SpaceX’s post-IPO quiet period ended, enabling new sell-side equity research; most coverage is bullish, with Raymond James initiating at an $800 price target—~425% upside from current levels. The bull case requires Starship commercial maturity plus >99% delivery cost cuts and ~10x payload improvements, with AI-compute capacity deals (Google Cloud, Anthropic, Reflection AI) supporting a recurring revenue narrative. However, the target assumes flawless execution and frequent-launch approvals, making near-term cash-flow and execution risk material if any milestones slip.

Analysis

Fresh coverage changes the investor base more than the business model. The immediate winners are the compute and connectivity enablers: NVDA benefits if SpaceX really needs large GPU clusters, while GOOGL benefits indirectly from validating outsourced, specialized cloud capacity demand.
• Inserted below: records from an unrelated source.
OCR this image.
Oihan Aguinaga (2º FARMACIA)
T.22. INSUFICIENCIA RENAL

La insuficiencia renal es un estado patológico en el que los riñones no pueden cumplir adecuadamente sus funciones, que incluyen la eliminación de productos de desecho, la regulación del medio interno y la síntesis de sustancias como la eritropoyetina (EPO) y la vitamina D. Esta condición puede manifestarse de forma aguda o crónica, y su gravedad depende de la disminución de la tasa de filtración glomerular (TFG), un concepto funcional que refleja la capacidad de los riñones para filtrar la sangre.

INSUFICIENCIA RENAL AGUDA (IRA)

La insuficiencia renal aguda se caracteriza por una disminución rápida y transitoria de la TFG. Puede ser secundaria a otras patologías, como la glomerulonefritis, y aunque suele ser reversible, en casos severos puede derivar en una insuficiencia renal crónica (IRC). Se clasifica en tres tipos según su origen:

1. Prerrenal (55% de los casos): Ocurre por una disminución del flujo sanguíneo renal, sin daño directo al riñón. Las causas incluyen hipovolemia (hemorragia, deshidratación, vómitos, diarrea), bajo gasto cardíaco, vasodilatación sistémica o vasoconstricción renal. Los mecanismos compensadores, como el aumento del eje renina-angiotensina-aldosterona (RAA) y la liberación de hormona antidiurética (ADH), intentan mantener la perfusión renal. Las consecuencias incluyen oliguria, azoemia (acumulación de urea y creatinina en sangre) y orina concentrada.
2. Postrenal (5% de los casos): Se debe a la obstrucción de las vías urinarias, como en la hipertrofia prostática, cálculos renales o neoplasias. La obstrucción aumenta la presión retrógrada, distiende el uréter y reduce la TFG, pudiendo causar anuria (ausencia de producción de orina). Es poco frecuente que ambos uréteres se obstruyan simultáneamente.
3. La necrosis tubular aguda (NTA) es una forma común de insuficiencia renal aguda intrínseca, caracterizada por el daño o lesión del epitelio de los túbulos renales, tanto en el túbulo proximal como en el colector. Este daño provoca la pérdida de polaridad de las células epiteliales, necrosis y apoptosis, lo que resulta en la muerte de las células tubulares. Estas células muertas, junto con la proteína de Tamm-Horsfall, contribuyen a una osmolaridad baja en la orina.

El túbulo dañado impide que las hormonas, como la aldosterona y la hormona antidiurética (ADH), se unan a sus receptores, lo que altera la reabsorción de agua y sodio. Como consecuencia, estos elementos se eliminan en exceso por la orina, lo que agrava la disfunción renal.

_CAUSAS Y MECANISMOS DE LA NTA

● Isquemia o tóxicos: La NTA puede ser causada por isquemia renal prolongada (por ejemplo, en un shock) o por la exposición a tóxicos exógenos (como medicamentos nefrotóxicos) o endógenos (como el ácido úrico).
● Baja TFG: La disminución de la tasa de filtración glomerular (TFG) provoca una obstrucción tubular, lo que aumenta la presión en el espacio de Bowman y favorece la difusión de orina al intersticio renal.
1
The first-order loser set is legacy wireless and rural broadband economics; the second-order effect is that incumbents can tolerate Starlink as a niche product until it starts taking the lowest-margin, most price-sensitive subscribers, at which point churn and promo intensity could rise faster than reported subscriber losses imply. The market should focus on what has to be true over the next 1-3 months, not the long-dated TAM story. The stock will likely trade on milestone cadence — launch frequency, regulatory approvals, and evidence that the AI/data-center contracts translate into durable backlog and margin, not just headline revenue. Any slippage in Starship or launch licensing would hit the multiple quickly because the current setup already discounts a near-perfect execution path; the thesis breaks if capital intensity rises faster than disclosed recurring revenue. Contrarian view: consensus is treating strategic relevance as if it were already bankable free cash flow. That usually overpays for optionality and underprices operational bottlenecks, especially for a business that still depends on concentrated leadership and heavy capex. In our view, the cleaner expression is to own the suppliers and adjacent beneficiaries rather than chase full valuation exposure in SPCX until the company proves repeatable launch cadence and monetization discipline.